In a further attempt to put the screws on Pakistan, Washington said it would not help Islamabad to obtain further IMF loans, although Pakistan’s economy is in desperate straits.

In pushing back against the US, Pakistan’s government and military—which has enjoyed a decades-long client-patron relationship with the Pentagon—are trying to appease a populace that is hostile to US foreign policy. There is deep anger over the Afghan war, incessant US bullying, US drone attacks that rain missiles on poor villagers, and the decades of semi-colonial bondage the US has helped to force on Pakistan by backing a succession of military dictatorships.

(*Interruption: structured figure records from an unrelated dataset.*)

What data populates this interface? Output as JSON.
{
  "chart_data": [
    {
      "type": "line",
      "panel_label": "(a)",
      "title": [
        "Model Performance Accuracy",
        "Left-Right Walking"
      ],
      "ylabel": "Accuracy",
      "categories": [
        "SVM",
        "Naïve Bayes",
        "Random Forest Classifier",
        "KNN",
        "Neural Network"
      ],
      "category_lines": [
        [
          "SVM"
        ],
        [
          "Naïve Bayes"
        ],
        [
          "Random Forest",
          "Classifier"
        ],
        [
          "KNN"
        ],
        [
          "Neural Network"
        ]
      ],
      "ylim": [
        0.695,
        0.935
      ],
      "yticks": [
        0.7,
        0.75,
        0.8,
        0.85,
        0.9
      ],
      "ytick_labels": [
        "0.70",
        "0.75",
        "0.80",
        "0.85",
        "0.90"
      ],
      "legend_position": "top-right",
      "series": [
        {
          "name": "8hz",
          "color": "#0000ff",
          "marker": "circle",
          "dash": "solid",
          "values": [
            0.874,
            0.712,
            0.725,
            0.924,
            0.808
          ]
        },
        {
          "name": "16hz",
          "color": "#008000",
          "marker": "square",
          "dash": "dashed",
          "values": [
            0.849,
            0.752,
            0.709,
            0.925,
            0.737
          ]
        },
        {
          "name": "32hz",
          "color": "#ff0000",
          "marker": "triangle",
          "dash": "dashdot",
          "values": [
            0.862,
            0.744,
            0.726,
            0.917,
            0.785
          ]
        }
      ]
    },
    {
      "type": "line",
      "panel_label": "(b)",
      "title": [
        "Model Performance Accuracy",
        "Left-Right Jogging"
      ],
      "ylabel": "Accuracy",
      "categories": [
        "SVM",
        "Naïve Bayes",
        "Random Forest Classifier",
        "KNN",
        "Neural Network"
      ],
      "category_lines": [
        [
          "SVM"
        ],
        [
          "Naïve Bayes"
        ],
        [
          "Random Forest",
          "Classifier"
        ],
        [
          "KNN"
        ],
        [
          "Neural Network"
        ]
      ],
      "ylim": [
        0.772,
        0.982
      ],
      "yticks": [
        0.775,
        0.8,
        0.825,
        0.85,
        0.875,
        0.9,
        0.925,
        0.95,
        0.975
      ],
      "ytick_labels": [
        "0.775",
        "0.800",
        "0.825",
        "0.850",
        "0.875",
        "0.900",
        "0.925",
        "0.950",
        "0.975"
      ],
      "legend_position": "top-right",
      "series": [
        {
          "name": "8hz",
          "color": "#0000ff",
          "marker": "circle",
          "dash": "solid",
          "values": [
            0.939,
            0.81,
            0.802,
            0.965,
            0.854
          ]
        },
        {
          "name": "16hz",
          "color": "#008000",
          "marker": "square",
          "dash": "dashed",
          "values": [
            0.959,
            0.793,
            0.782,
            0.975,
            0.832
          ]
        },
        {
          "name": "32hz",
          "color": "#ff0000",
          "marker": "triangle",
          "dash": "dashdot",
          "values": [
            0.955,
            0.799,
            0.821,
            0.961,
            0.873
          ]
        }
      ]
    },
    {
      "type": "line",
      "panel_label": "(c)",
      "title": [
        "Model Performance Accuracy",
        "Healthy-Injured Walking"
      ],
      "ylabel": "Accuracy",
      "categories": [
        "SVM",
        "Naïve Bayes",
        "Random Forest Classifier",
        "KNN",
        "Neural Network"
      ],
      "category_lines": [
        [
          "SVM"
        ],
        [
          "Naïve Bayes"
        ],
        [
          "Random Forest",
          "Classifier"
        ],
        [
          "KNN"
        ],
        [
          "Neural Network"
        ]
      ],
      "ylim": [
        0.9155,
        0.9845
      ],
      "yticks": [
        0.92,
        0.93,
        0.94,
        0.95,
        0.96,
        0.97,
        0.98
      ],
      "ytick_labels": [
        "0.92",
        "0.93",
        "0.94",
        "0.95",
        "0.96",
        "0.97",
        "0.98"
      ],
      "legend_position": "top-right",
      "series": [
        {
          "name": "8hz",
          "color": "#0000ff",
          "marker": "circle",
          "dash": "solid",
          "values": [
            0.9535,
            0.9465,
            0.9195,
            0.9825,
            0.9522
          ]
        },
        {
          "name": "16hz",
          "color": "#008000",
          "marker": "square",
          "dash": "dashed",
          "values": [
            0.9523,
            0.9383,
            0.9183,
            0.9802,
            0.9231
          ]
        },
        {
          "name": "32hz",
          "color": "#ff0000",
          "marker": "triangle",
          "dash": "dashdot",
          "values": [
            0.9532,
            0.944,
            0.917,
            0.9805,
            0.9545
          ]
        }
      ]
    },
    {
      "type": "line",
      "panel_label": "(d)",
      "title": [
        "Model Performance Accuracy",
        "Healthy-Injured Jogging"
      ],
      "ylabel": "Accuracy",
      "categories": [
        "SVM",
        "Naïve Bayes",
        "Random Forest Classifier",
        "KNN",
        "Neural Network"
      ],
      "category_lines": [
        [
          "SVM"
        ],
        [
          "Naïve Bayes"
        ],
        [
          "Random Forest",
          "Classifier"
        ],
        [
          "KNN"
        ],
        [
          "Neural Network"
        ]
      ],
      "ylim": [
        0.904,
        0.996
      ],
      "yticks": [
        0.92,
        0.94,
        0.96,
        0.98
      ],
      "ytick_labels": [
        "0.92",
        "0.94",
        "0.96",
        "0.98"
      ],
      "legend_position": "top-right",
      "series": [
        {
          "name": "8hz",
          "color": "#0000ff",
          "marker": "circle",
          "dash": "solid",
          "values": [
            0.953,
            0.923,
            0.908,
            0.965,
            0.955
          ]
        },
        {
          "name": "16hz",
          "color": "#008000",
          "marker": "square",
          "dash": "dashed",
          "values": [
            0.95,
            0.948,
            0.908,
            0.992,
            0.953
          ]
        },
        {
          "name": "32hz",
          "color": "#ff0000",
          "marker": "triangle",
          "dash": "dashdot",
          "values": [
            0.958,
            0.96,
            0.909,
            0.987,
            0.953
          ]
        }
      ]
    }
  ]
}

The Pakistani elite’s increasingly fractured relations with Washington are far more than simply an attempt to ventilate pressure from below, however.

The US attempt to transform Afghanistan into a beachhead in energy-rich Central Asia and its drive to contain and thwart China, Pakistan’s other major ally, are profoundly threatening the interests of the Pakistani ruling class. Largely at US prompting, Islamabad has become deeply immersed in Afghanistan over decades since it backed right-wing Islamist guerrillas against the Soviet-backed regime in Kabul in the 1980s Soviet-Afghan war. Pakistan sought to use Afghanistan to provide it with an ally and “strategic depth” in its rivalry with India.

However, the US has not only compelled Pakistan to sever ties with many of its erstwhile Islamist allies, it has encouraged India to play an ever-increasing role in Afghanistan, including providing military-police training. Last month, Kabul and New Delhi signed a strategic partnership agreement.

Islamabad fears that the US is trying to sideline it in the reconfiguration of the stooge regime in Kabul. The reconfiguration is to be achieved, according to US plans, through the current Afghan war “surge” and—after they are demoralized by massive slaughter—“peace talks” with the insurgents.

Even more menacing from the standpoint of the Pakistani elite is the US’s aggressive courting of India as a counterweight to China. The US has negotiated for India a unique status within the world nuclear regulatory regime—a status it has pointedly refused to offer Pakistan—allowing it access to civilian nuclear trade. This will help New Delhi concentrate its indigenous nuclear program on weapons development. Washington is also encouraging India to play a major role in policing the Indian Ocean, offering it several advanced weapons systems.

In response, Pakistan has tried to strengthen ties with China, leading only to further conflict with Washington.

The deepening and explosive rift between the US and Pakistan exemplifies the incendiary role the US now plays in world politics.